In the case of Butler v. Stegmaier, 77 Va. Ct. App. 115 (2023), the Virginia Court of Appeals declined to recognize a “good faith and probable cause” exception to “no contest clauses,” also called “forfeiture clauses” and “in terrorem clauses.”

This was a case that I litigated, and while I will not delve into the specific facts here, the ruling is significant because it was previously an open issue of law as to whether Virginia recognized such an exception. The key case on the issue was the Virginia Supreme Court’s holding in Womble v. Gunter, 198 Va. 522 (1956). In that case, the Virginia Supreme Court discussed the rationales for and against a good faith and probable cause exception but, ultimately, did not rule on the issue, as it held that the issue had been waived because it was not preserved at the trial court. I litigated this issue up to the Virginia Supreme Court a few years earlier in Hunter v. Hunter, 298 Va. 414 (2020), when the court granted an assignment of error on that point. Still, the Virginia Supreme Court ultimately overruled the trial court on a different ground, so it did not reach that assignment of error then.

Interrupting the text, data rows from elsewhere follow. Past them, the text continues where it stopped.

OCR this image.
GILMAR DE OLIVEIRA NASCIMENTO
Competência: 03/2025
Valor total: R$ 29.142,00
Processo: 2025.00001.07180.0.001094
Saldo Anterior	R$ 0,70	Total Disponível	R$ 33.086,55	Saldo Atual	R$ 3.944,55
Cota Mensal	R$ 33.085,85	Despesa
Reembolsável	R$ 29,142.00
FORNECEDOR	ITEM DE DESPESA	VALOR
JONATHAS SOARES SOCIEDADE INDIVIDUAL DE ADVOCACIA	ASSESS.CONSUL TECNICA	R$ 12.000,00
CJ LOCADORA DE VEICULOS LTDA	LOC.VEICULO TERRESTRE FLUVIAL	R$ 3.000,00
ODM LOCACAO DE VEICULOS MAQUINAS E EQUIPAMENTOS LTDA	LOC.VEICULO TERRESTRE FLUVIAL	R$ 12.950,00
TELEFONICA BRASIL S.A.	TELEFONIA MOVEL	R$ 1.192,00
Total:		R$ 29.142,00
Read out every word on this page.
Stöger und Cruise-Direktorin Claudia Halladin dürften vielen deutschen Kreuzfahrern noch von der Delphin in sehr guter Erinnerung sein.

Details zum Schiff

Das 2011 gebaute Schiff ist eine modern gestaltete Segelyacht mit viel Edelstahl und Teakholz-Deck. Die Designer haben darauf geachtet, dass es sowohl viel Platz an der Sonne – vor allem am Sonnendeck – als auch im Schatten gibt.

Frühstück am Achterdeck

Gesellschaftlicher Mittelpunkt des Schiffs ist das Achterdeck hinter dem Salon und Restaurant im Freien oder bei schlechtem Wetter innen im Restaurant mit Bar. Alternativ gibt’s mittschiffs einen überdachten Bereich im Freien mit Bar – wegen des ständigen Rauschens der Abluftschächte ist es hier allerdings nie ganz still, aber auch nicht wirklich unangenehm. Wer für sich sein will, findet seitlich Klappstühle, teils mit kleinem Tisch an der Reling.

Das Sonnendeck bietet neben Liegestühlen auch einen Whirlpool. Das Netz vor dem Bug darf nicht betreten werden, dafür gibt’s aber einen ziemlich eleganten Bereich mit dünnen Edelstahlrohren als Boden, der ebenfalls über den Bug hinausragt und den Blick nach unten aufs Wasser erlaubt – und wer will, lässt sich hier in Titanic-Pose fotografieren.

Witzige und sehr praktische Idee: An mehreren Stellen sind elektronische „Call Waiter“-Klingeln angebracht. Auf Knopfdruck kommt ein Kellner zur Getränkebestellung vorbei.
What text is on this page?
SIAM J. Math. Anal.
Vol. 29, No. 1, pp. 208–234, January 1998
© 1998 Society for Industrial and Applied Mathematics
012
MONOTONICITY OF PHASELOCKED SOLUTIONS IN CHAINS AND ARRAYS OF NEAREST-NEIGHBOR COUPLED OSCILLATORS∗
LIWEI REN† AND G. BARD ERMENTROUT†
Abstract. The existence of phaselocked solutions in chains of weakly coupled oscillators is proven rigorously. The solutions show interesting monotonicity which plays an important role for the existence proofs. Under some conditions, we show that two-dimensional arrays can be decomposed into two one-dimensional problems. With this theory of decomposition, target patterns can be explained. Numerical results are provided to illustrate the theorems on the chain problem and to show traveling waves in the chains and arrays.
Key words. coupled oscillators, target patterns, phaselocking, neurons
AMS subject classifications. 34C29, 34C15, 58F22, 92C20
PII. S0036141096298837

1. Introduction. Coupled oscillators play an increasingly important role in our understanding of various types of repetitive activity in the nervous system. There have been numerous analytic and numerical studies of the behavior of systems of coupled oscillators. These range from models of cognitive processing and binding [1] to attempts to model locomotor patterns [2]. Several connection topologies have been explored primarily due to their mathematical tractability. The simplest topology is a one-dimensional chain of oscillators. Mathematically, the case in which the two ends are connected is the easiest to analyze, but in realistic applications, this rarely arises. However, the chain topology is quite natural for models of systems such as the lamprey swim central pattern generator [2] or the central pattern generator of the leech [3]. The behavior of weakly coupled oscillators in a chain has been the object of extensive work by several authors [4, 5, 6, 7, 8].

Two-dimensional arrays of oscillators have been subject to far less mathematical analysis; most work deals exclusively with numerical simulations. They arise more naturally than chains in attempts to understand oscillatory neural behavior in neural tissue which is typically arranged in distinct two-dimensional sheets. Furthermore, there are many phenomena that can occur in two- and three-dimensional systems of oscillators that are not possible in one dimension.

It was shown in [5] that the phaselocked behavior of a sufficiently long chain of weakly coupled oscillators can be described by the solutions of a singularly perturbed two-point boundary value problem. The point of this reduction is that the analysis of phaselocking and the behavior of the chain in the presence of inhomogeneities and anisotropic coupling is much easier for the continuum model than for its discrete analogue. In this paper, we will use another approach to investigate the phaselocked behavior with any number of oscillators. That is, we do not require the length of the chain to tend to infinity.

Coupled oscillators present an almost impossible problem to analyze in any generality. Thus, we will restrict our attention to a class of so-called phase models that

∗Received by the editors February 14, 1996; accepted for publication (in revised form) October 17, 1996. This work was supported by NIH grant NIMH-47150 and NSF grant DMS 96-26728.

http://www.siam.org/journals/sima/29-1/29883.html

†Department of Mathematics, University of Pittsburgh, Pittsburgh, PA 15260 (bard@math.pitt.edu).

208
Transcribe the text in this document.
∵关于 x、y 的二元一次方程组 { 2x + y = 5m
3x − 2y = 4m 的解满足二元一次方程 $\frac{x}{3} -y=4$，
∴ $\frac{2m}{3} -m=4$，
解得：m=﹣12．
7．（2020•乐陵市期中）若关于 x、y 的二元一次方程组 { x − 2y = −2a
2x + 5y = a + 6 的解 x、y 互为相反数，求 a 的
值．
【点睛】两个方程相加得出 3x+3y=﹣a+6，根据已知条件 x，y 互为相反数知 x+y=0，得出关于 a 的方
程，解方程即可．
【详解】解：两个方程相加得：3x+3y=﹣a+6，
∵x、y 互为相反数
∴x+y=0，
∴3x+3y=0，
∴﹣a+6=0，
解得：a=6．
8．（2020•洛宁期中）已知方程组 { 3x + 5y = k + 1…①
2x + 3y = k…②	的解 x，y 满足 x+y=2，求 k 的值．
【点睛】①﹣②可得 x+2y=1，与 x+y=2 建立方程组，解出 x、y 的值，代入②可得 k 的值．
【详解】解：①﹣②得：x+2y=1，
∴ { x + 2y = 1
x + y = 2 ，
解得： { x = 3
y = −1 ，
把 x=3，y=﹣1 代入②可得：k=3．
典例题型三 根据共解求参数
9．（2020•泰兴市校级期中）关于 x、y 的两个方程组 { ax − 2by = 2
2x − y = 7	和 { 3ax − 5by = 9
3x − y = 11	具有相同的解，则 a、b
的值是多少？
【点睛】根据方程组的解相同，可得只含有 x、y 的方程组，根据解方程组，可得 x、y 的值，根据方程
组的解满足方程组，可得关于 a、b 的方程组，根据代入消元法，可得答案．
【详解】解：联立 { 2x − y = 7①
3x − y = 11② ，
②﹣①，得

One of the things that I have scratched my head about many times over the years is why no litigant had previously litigated this issue to the point of a written ruling from the Virginia Supreme Court. I do not necessarily believe this is due to the limited number of cases in Virginia involving no contest clauses—in my practice, we regularly handle these types of cases. It may be that attorneys with a more general litigation background did not focus on the issue.

The ruling by the Court of Appeals discussed how the Virginia Supreme Court considered the issue in Womble and the rationales for and against the exception that the Supreme Court articulated in Womble. The Court of Appeals also recognized how the exception is the majority rule in other states. The Court of Appeals then stated:

At present, there is no statutorily created good faith and probable cause exception to enforcement of no contest clauses in Virginia. Ultimately, it is the role of the General Assembly to evaluate and adopt or discard particular public policy changes as the elected representatives of Virginians directly accountable to the citizenry. Hence, we decline to adopt a good faith and probable cause exception based on policy considerations.

Butler, 77 Va. Ct. App. at 134.

Is this the end of the story for the exception in Virginia? Maybe not. Litigants seeking to invoke the exception may try to argue in the future that the ruling by the Court of Appeals ignored an implicit holding in Womble that the decision of whether to recognize the exception is for the judiciary to make after weighing the policy rationales. In support of this view, litigants would argue that it would have made no sense for the Womble court to devote so much time to discussing the policy rationales for and against the exception if it did not presuppose that the decision was one that is properly for the judiciary to make. Under this theory, a future litigant could try to convince the Virginia Supreme Court to overrule the holding by the Court of Appeals in Butler as being inconsistent with Womble. It will be interesting to watch this issue unfold in the future.